Le levier fiscal est-il le seul possible ?
Le levier de l’impôt a aujourd’hui dépassé ses propres limites et l’action économique doit être plus large. Sans nécessairement passer par une phase de déflation salariale comme dans les pays d’Europe du Sud, dont le modèle était beaucoup plus déséquilibré, la France doit restaurer sa compétitivité prix en réduisant le coût global du travail et hors prix en favorisant l’investissement et la recherche.
La situation actuelle des entreprises ressemble à celle du milieu des années 1980 : des taux de marge et d’autofinancement faibles – respectivement 28 % et 66 %. Jusqu’ici, elles ont tenté de limiter les pertes d’emplois, dans l’attente d’une éventuelle reprise de l’activité. Au vu de la croissance toujours faible, elles allègent leurs effectifs, ce qui explique en partie la hausse du taux de chômage. L’autre explication réside dans l’augmentation de 5,2 % sur un an du nombre de faillites d’entreprises.
En bref, face à une demande en berne et à une rentabilité amoindrie, les entreprises reportent leurs investissements et leurs embauches. Si l’on note un arrêt de la dégradation de la compétitivité des entreprises et de la baisse de leurs parts de marché à l’exportation depuis 18 mois, des mesures telle que l’exonération des charges sociales sur les bas salaires semblent nécessaires pour, combinées à un léger regain de la demande, relancer la machine. Cela ne devrait cependant pas se produire avant le second semestre 2014.

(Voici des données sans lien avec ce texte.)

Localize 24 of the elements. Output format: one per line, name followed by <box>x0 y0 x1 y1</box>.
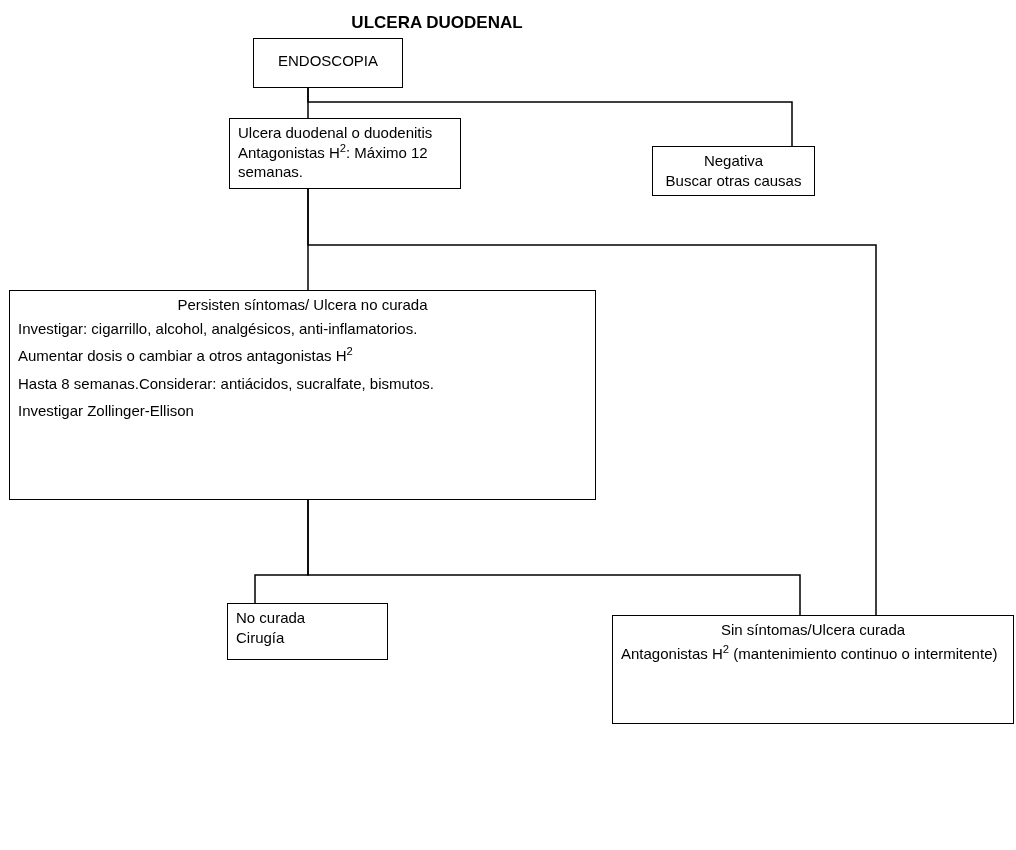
process-box <box>253 38 403 88</box>
diagram-title: ULCERA DUODENAL <box>350 12 524 34</box>
box-text: Sin síntomas/Ulcera curada <box>719 620 907 640</box>
process-box <box>229 118 461 189</box>
box-text: Buscar otras causas <box>664 170 803 190</box>
box-text: No curada <box>236 608 307 628</box>
box-text: Antagonistas H$^{2}$: Máximo 12 semanas. <box>238 142 429 182</box>
box-text: Negativa <box>702 151 765 171</box>
process-box <box>612 615 1014 724</box>
process-box <box>652 146 815 196</box>
box-text: Investigar: cigarrillo, alcohol, analgésicos, anti-inflamatorios. <box>18 318 419 338</box>
box-text: Antagonistas H$^{2}$ (mantenimiento continuo o intermitente) <box>621 643 999 663</box>
process-box <box>9 290 596 500</box>
process-box <box>227 603 388 660</box>
connector-line <box>307 87 793 147</box>
connector-line <box>307 188 877 616</box>
box-text: Ulcera duodenal o duodenitis <box>238 123 434 143</box>
box-text: ENDOSCOPIA <box>277 51 379 71</box>
box-text: Hasta 8 semanas.Considerar: antiácidos, sucralfate, bismutos. <box>18 373 436 393</box>
box-text: Aumentar dosis o cambiar a otros antagonistas H$^{2}$ <box>18 346 354 366</box>
box-text: Persisten síntomas/ Ulcera no curada <box>176 295 429 315</box>
box-text: Investigar Zollinger-Ellison <box>18 401 195 421</box>
connector-line <box>307 499 801 616</box>
box-text: Cirugía <box>236 627 286 647</box>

Dans quelle mesure la consommation des ménages pâtit-elle de la réduction du pouvoir d’achat ?
La consommation des ménages progresse d’à peine 0,2 %. Il est probable que le pouvoir d’achat par ménage se dégrade encore en 2014 pour retrouver son niveau de 2005 ou 2006. Ces évolutions contribuent au pessimisme généralisé des Français et à leur perte de confiance dans le système de protection sociale. Ainsi, on observe le maintien d’un taux d’épargne élevé à 16 %. En situation normale, une baisse du pouvoir d’achat induit une baisse du taux d’épargne. Aujourd’hui, comme dans les années 1980 encore, la dégradation du pouvoir d’achat encourage les ménages à épargner davantage, par peur de l’avenir. S’il s’agit bien là d’une tendance structurelle, le soutien de la croissance par la consommation restera contraint et la France devra d’autant plus trouver dans l’investissement et les exportations de nouveaux relais à sa croissance.
L’exploitation du gaz de schiste constituerait-elle un atout pour la croissance de l’économie française ?
Certainement, comme on le voit aux Etats-Unis, même si la mise en œuvre d’une telle décision prendrait nécessairement quelques années. La condition est, bien évidemment, une exploitation sans conséquences pour l’environnement. Cela ne nous exonère ni d’un effort d’investissement dans les économies d’énergie, à la fois pour des raisons macroéconomiques et pour améliorer les comptes individuels des agents économiques, ni d’une rénovation du pacte social pour clarifier et mieux arbitrer les choix économiques et sociaux de la France.